The sharp-tipped bill of the spectacled weaver is a versatile tool. The bird is omnivorous, eating insects, small lizards, berries and other fruits, and drinking nectar from flowers. Creeping up and down trunks and branches, it pokes its bill into crevices in the bark and snatches up the critters it finds. It also gathers small insects from leaves. Its feet are strong and nimble and it can hang upside down from thin twigs. It flies fast and straight to traverse open regions between one bush or tree and another. It often forages along with other bird species in 'bird parties'. These groups move methodically through the vegetation, each species targeting a different kind of prey. Insects fleeing from one bird often get grabbed by another.
The typical 'tee-dee-dee-dee-dee' calls of these weavers seem to have various functions. It may help a pair to keep in contact with each other while they creep about the bushes. But they also call when sitting in plain sight of each other. The calls may therefore have some role in proclaiming their territories. The male also has a complex more typically weaver-like 'swizzling' and twanging song, though this is not often heard. They don't give elaborate displays and calls at their nests as the more social weavers do. When alarmed by a person or predator, birds may hop about nervously, flick their wings and give 'chak-chak' calls.

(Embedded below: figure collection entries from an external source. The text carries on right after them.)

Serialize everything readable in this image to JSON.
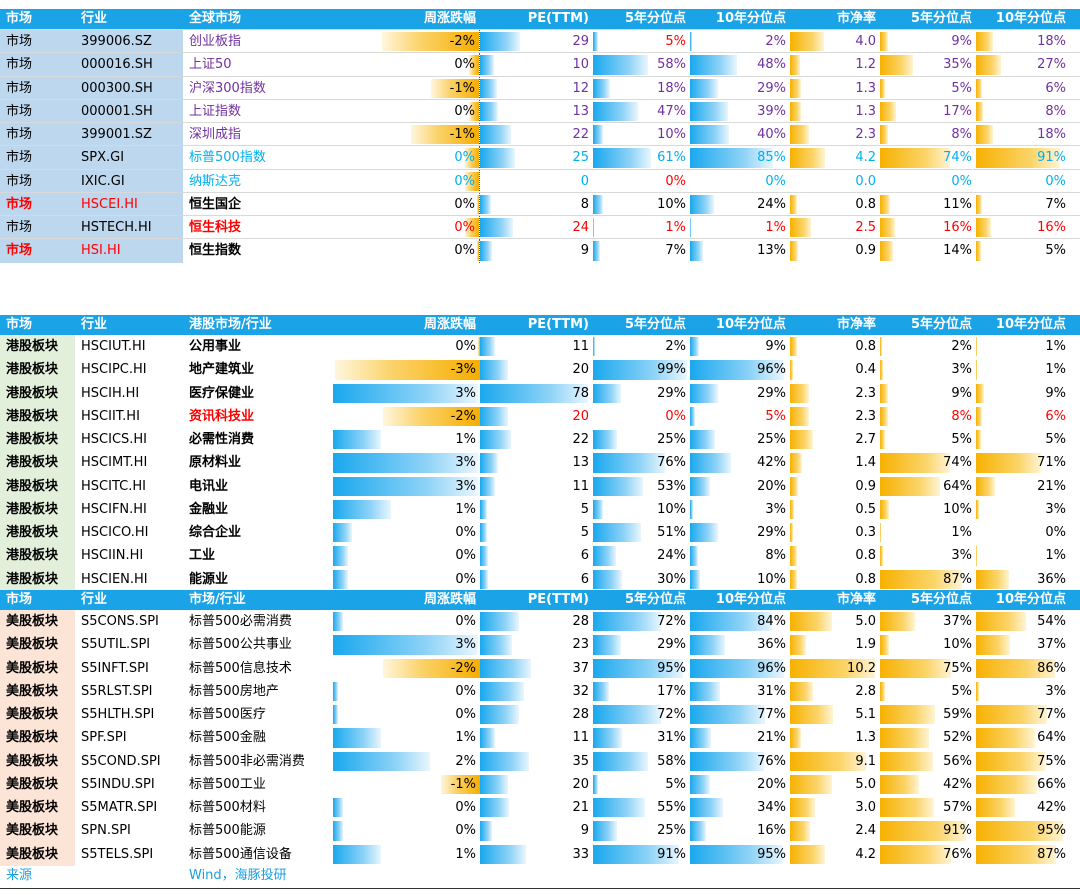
{
  "headers": [
    [
      "市场",
      "行业",
      "全球市场",
      "周涨跌幅",
      "PE(TTM)",
      "5年分位点",
      "10年分位点",
      "市净率",
      "5年分位点",
      "10年分位点"
    ],
    [
      "市场",
      "行业",
      "港股市场/行业",
      "周涨跌幅",
      "PE(TTM)",
      "5年分位点",
      "10年分位点",
      "市净率",
      "5年分位点",
      "10年分位点"
    ],
    [
      "市场",
      "行业",
      "市场/行业",
      "周涨跌幅",
      "PE(TTM)",
      "5年分位点",
      "10年分位点",
      "市净率",
      "5年分位点",
      "10年分位点"
    ]
  ],
  "colors": {
    "header_bg": "#1aa3e6",
    "market_col1_bg": "#bdd7ee",
    "hk_col1_bg": "#e2efda",
    "us_col1_bg": "#fce4d6",
    "purple_text": "#7030a0",
    "cyan_text": "#00b0f0",
    "red_text": "#ff0000",
    "bar_blue": "#19a8ee",
    "bar_yellow": "#f7b100"
  },
  "sections": [
    {
      "col1_bg": "#bdd7ee",
      "rows": [
        {
          "market": "市场",
          "code": "399006.SZ",
          "name": "创业板指",
          "style": "purple",
          "chg": "-2%",
          "chg_v": -2,
          "pe": "29",
          "pe_v": 29,
          "p5": "5%",
          "p5_v": 5,
          "p10": "2%",
          "p10_v": 2,
          "pb": "4.0",
          "pb_v": 4.0,
          "pb5": "9%",
          "pb5_v": 9,
          "pb10": "18%",
          "pb10_v": 18,
          "p5_red": true
        },
        {
          "market": "市场",
          "code": "000016.SH",
          "name": "上证50",
          "style": "purple",
          "chg": "0%",
          "chg_v": -0.2,
          "pe": "10",
          "pe_v": 10,
          "p5": "58%",
          "p5_v": 58,
          "p10": "48%",
          "p10_v": 48,
          "pb": "1.2",
          "pb_v": 1.2,
          "pb5": "35%",
          "pb5_v": 35,
          "pb10": "27%",
          "pb10_v": 27
        },
        {
          "market": "市场",
          "code": "000300.SH",
          "name": "沪深300指数",
          "style": "purple",
          "chg": "-1%",
          "chg_v": -1,
          "pe": "12",
          "pe_v": 12,
          "p5": "18%",
          "p5_v": 18,
          "p10": "29%",
          "p10_v": 29,
          "pb": "1.3",
          "pb_v": 1.3,
          "pb5": "5%",
          "pb5_v": 5,
          "pb10": "6%",
          "pb10_v": 6
        },
        {
          "market": "市场",
          "code": "000001.SH",
          "name": "上证指数",
          "style": "purple",
          "chg": "0%",
          "chg_v": -0.2,
          "pe": "13",
          "pe_v": 13,
          "p5": "47%",
          "p5_v": 47,
          "p10": "39%",
          "p10_v": 39,
          "pb": "1.3",
          "pb_v": 1.3,
          "pb5": "17%",
          "pb5_v": 17,
          "pb10": "8%",
          "pb10_v": 8
        },
        {
          "market": "市场",
          "code": "399001.SZ",
          "name": "深圳成指",
          "style": "purple",
          "chg": "-1%",
          "chg_v": -1.4,
          "pe": "22",
          "pe_v": 22,
          "p5": "10%",
          "p5_v": 10,
          "p10": "40%",
          "p10_v": 40,
          "pb": "2.3",
          "pb_v": 2.3,
          "pb5": "8%",
          "pb5_v": 8,
          "pb10": "18%",
          "pb10_v": 18
        },
        {
          "market": "市场",
          "code": "SPX.GI",
          "name": "标普500指数",
          "style": "cyan",
          "chg": "0%",
          "chg_v": -0.3,
          "pe": "25",
          "pe_v": 25,
          "p5": "61%",
          "p5_v": 61,
          "p10": "85%",
          "p10_v": 85,
          "pb": "4.2",
          "pb_v": 4.2,
          "pb5": "74%",
          "pb5_v": 74,
          "pb10": "91%",
          "pb10_v": 91
        },
        {
          "market": "市场",
          "code": "IXIC.GI",
          "name": "纳斯达克",
          "style": "cyan",
          "chg": "0%",
          "chg_v": -0.3,
          "pe": "0",
          "pe_v": 0,
          "p5": "0%",
          "p5_v": 0,
          "p10": "0%",
          "p10_v": 0,
          "pb": "0.0",
          "pb_v": 0,
          "pb5": "0%",
          "pb5_v": 0,
          "pb10": "0%",
          "pb10_v": 0,
          "p5_red": true
        },
        {
          "market": "市场",
          "code": "HSCEI.HI",
          "name": "恒生国企",
          "style": "black",
          "red_left": true,
          "chg": "0%",
          "chg_v": 0,
          "pe": "8",
          "pe_v": 8,
          "p5": "10%",
          "p5_v": 10,
          "p10": "24%",
          "p10_v": 24,
          "pb": "0.8",
          "pb_v": 0.8,
          "pb5": "11%",
          "pb5_v": 11,
          "pb10": "7%",
          "pb10_v": 7
        },
        {
          "market": "市场",
          "code": "HSTECH.HI",
          "name": "恒生科技",
          "style": "red",
          "chg": "0%",
          "chg_v": -0.3,
          "pe": "24",
          "pe_v": 24,
          "p5": "1%",
          "p5_v": 1,
          "p10": "1%",
          "p10_v": 1,
          "pb": "2.5",
          "pb_v": 2.5,
          "pb5": "16%",
          "pb5_v": 16,
          "pb10": "16%",
          "pb10_v": 16,
          "red_vals": true
        },
        {
          "market": "市场",
          "code": "HSI.HI",
          "name": "恒生指数",
          "style": "black",
          "red_left": true,
          "chg": "0%",
          "chg_v": 0,
          "pe": "9",
          "pe_v": 9,
          "p5": "7%",
          "p5_v": 7,
          "p10": "13%",
          "p10_v": 13,
          "pb": "0.9",
          "pb_v": 0.9,
          "pb5": "14%",
          "pb5_v": 14,
          "pb10": "5%",
          "pb10_v": 5
        }
      ]
    },
    {
      "col1_bg": "#e2efda",
      "rows": [
        {
          "market": "港股板块",
          "code": "HSCIUT.HI",
          "name": "公用事业",
          "style": "black",
          "chg": "0%",
          "chg_v": 0,
          "pe": "11",
          "pe_v": 11,
          "p5": "2%",
          "p5_v": 2,
          "p10": "9%",
          "p10_v": 9,
          "pb": "0.8",
          "pb_v": 0.8,
          "pb5": "2%",
          "pb5_v": 2,
          "pb10": "1%",
          "pb10_v": 1
        },
        {
          "market": "港股板块",
          "code": "HSCIPC.HI",
          "name": "地产建筑业",
          "style": "black",
          "chg": "-3%",
          "chg_v": -3,
          "pe": "20",
          "pe_v": 20,
          "p5": "99%",
          "p5_v": 99,
          "p10": "96%",
          "p10_v": 96,
          "pb": "0.4",
          "pb_v": 0.4,
          "pb5": "3%",
          "pb5_v": 3,
          "pb10": "1%",
          "pb10_v": 1
        },
        {
          "market": "港股板块",
          "code": "HSCIH.HI",
          "name": "医疗保健业",
          "style": "black",
          "chg": "3%",
          "chg_v": 3,
          "pe": "78",
          "pe_v": 78,
          "p5": "29%",
          "p5_v": 29,
          "p10": "29%",
          "p10_v": 29,
          "pb": "2.3",
          "pb_v": 2.3,
          "pb5": "9%",
          "pb5_v": 9,
          "pb10": "9%",
          "pb10_v": 9
        },
        {
          "market": "港股板块",
          "code": "HSCIIT.HI",
          "name": "资讯科技业",
          "style": "red",
          "chg": "-2%",
          "chg_v": -2,
          "pe": "20",
          "pe_v": 20,
          "p5": "0%",
          "p5_v": 0,
          "p10": "5%",
          "p10_v": 5,
          "pb": "2.3",
          "pb_v": 2.3,
          "pb5": "8%",
          "pb5_v": 8,
          "pb10": "6%",
          "pb10_v": 6,
          "red_vals": true
        },
        {
          "market": "港股板块",
          "code": "HSCICS.HI",
          "name": "必需性消费",
          "style": "black",
          "chg": "1%",
          "chg_v": 1,
          "pe": "22",
          "pe_v": 22,
          "p5": "25%",
          "p5_v": 25,
          "p10": "25%",
          "p10_v": 25,
          "pb": "2.7",
          "pb_v": 2.7,
          "pb5": "5%",
          "pb5_v": 5,
          "pb10": "5%",
          "pb10_v": 5
        },
        {
          "market": "港股板块",
          "code": "HSCIMT.HI",
          "name": "原材料业",
          "style": "black",
          "chg": "3%",
          "chg_v": 3,
          "pe": "13",
          "pe_v": 13,
          "p5": "76%",
          "p5_v": 76,
          "p10": "42%",
          "p10_v": 42,
          "pb": "1.4",
          "pb_v": 1.4,
          "pb5": "74%",
          "pb5_v": 74,
          "pb10": "71%",
          "pb10_v": 71
        },
        {
          "market": "港股板块",
          "code": "HSCITC.HI",
          "name": "电讯业",
          "style": "black",
          "chg": "3%",
          "chg_v": 3,
          "pe": "11",
          "pe_v": 11,
          "p5": "53%",
          "p5_v": 53,
          "p10": "20%",
          "p10_v": 20,
          "pb": "0.9",
          "pb_v": 0.9,
          "pb5": "64%",
          "pb5_v": 64,
          "pb10": "21%",
          "pb10_v": 21
        },
        {
          "market": "港股板块",
          "code": "HSCIFN.HI",
          "name": "金融业",
          "style": "black",
          "chg": "1%",
          "chg_v": 1.2,
          "pe": "5",
          "pe_v": 5,
          "p5": "10%",
          "p5_v": 10,
          "p10": "3%",
          "p10_v": 3,
          "pb": "0.5",
          "pb_v": 0.5,
          "pb5": "10%",
          "pb5_v": 10,
          "pb10": "3%",
          "pb10_v": 3
        },
        {
          "market": "港股板块",
          "code": "HSCICO.HI",
          "name": "综合企业",
          "style": "black",
          "chg": "0%",
          "chg_v": 0.4,
          "pe": "5",
          "pe_v": 5,
          "p5": "51%",
          "p5_v": 51,
          "p10": "29%",
          "p10_v": 29,
          "pb": "0.3",
          "pb_v": 0.3,
          "pb5": "1%",
          "pb5_v": 1,
          "pb10": "0%",
          "pb10_v": 0
        },
        {
          "market": "港股板块",
          "code": "HSCIIN.HI",
          "name": "工业",
          "style": "black",
          "chg": "0%",
          "chg_v": 0.3,
          "pe": "6",
          "pe_v": 6,
          "p5": "24%",
          "p5_v": 24,
          "p10": "8%",
          "p10_v": 8,
          "pb": "0.8",
          "pb_v": 0.8,
          "pb5": "3%",
          "pb5_v": 3,
          "pb10": "1%",
          "pb10_v": 1
        },
        {
          "market": "港股板块",
          "code": "HSCIEN.HI",
          "name": "能源业",
          "style": "black",
          "chg": "0%",
          "chg_v": 0.3,
          "pe": "6",
          "pe_v": 6,
          "p5": "30%",
          "p5_v": 30,
          "p10": "10%",
          "p10_v": 10,
          "pb": "0.8",
          "pb_v": 0.8,
          "pb5": "87%",
          "pb5_v": 87,
          "pb10": "36%",
          "pb10_v": 36
        }
      ]
    },
    {
      "col1_bg": "#fce4d6",
      "rows": [
        {
          "market": "美股板块",
          "code": "S5CONS.SPI",
          "name": "标普500必需消费",
          "style": "plain",
          "chg": "0%",
          "chg_v": 0.2,
          "pe": "28",
          "pe_v": 28,
          "p5": "72%",
          "p5_v": 72,
          "p10": "84%",
          "p10_v": 84,
          "pb": "5.0",
          "pb_v": 5.0,
          "pb5": "37%",
          "pb5_v": 37,
          "pb10": "54%",
          "pb10_v": 54
        },
        {
          "market": "美股板块",
          "code": "S5UTIL.SPI",
          "name": "标普500公共事业",
          "style": "plain",
          "chg": "3%",
          "chg_v": 3,
          "pe": "23",
          "pe_v": 23,
          "p5": "29%",
          "p5_v": 29,
          "p10": "36%",
          "p10_v": 36,
          "pb": "1.9",
          "pb_v": 1.9,
          "pb5": "10%",
          "pb5_v": 10,
          "pb10": "37%",
          "pb10_v": 37
        },
        {
          "market": "美股板块",
          "code": "S5INFT.SPI",
          "name": "标普500信息技术",
          "style": "plain",
          "chg": "-2%",
          "chg_v": -2,
          "pe": "37",
          "pe_v": 37,
          "p5": "95%",
          "p5_v": 95,
          "p10": "96%",
          "p10_v": 96,
          "pb": "10.2",
          "pb_v": 10.2,
          "pb5": "75%",
          "pb5_v": 75,
          "pb10": "86%",
          "pb10_v": 86
        },
        {
          "market": "美股板块",
          "code": "S5RLST.SPI",
          "name": "标普500房地产",
          "style": "plain",
          "chg": "0%",
          "chg_v": 0.1,
          "pe": "32",
          "pe_v": 32,
          "p5": "17%",
          "p5_v": 17,
          "p10": "31%",
          "p10_v": 31,
          "pb": "2.8",
          "pb_v": 2.8,
          "pb5": "5%",
          "pb5_v": 5,
          "pb10": "3%",
          "pb10_v": 3
        },
        {
          "market": "美股板块",
          "code": "S5HLTH.SPI",
          "name": "标普500医疗",
          "style": "plain",
          "chg": "0%",
          "chg_v": 0.1,
          "pe": "28",
          "pe_v": 28,
          "p5": "72%",
          "p5_v": 72,
          "p10": "77%",
          "p10_v": 77,
          "pb": "5.1",
          "pb_v": 5.1,
          "pb5": "59%",
          "pb5_v": 59,
          "pb10": "77%",
          "pb10_v": 77
        },
        {
          "market": "美股板块",
          "code": "SPF.SPI",
          "name": "标普500金融",
          "style": "plain",
          "chg": "1%",
          "chg_v": 1,
          "pe": "11",
          "pe_v": 11,
          "p5": "31%",
          "p5_v": 31,
          "p10": "21%",
          "p10_v": 21,
          "pb": "1.3",
          "pb_v": 1.3,
          "pb5": "52%",
          "pb5_v": 52,
          "pb10": "64%",
          "pb10_v": 64
        },
        {
          "market": "美股板块",
          "code": "S5COND.SPI",
          "name": "标普500非必需消费",
          "style": "plain",
          "chg": "2%",
          "chg_v": 2,
          "pe": "35",
          "pe_v": 35,
          "p5": "58%",
          "p5_v": 58,
          "p10": "76%",
          "p10_v": 76,
          "pb": "9.1",
          "pb_v": 9.1,
          "pb5": "56%",
          "pb5_v": 56,
          "pb10": "75%",
          "pb10_v": 75
        },
        {
          "market": "美股板块",
          "code": "S5INDU.SPI",
          "name": "标普500工业",
          "style": "plain",
          "chg": "-1%",
          "chg_v": -0.8,
          "pe": "20",
          "pe_v": 20,
          "p5": "5%",
          "p5_v": 5,
          "p10": "20%",
          "p10_v": 20,
          "pb": "5.0",
          "pb_v": 5.0,
          "pb5": "42%",
          "pb5_v": 42,
          "pb10": "66%",
          "pb10_v": 66
        },
        {
          "market": "美股板块",
          "code": "S5MATR.SPI",
          "name": "标普500材料",
          "style": "plain",
          "chg": "0%",
          "chg_v": 0.2,
          "pe": "21",
          "pe_v": 21,
          "p5": "55%",
          "p5_v": 55,
          "p10": "34%",
          "p10_v": 34,
          "pb": "3.0",
          "pb_v": 3.0,
          "pb5": "57%",
          "pb5_v": 57,
          "pb10": "42%",
          "pb10_v": 42
        },
        {
          "market": "美股板块",
          "code": "SPN.SPI",
          "name": "标普500能源",
          "style": "plain",
          "chg": "0%",
          "chg_v": 0.2,
          "pe": "9",
          "pe_v": 9,
          "p5": "25%",
          "p5_v": 25,
          "p10": "16%",
          "p10_v": 16,
          "pb": "2.4",
          "pb_v": 2.4,
          "pb5": "91%",
          "pb5_v": 91,
          "pb10": "95%",
          "pb10_v": 95
        },
        {
          "market": "美股板块",
          "code": "S5TELS.SPI",
          "name": "标普500通信设备",
          "style": "plain",
          "chg": "1%",
          "chg_v": 1,
          "pe": "33",
          "pe_v": 33,
          "p5": "91%",
          "p5_v": 91,
          "p10": "95%",
          "p10_v": 95,
          "pb": "4.2",
          "pb_v": 4.2,
          "pb5": "76%",
          "pb5_v": 76,
          "pb10": "87%",
          "pb10_v": 87
        }
      ]
    }
  ],
  "footer": {
    "source_label": "来源",
    "source_value": "Wind，海豚投研"
  }
}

Being weavers, they build elaborate nests. Unlike the large nesting colonies of other weavers, the nest is built alone and on its own. The male alone weaves it, using long strips such as grass blades or reeds, or pieces pulled from palm leaves (one nest has even been recorded as being made of horse hair). It is sited at the end of a branch hanging downward, often over a river, stream or pond. The male will strip the leaves off the branch except for a few right at the tip left as an anchoring point around which he will tie the first few strips of the nesting material and from there build the rest of it. The nest is very tightly and expertly woven. It has a long, narrow entrance tunnel pointing straight down, from 6 to 30 cm/5½" to 12" in length. This is to make it hard for potential nest robbers like snakes or monitor lizards to enter. It also delays female cuckoos so they can't quickly sneak in to lay an egg; nevertheless, cuckoos do sometimes succeed in parasitizing them.
The female weaver doesn't build the nest, but once it is built, she will bring in fine material to line the breeding chamber with. She typically lays two or three eggs. Both parents incubate them. They hatch in about 2 weeks and the chicks fledge aged about 17 days. Male and female stay together for many years; this is different from some other weaver species where the male will mate with several females and have little interest further interest in any of them. The greater equality between the sexes in this weaver species goes along with their greater similarity. The female is quite bright yellow and attractive with her black spectacles; in more polygynous weavers, the females are far drabber, lacking bright yellow plumage and black facial markings.
Being widespread, abundant and adaptable, spectacled weavers for the moment are in no danger of extinction.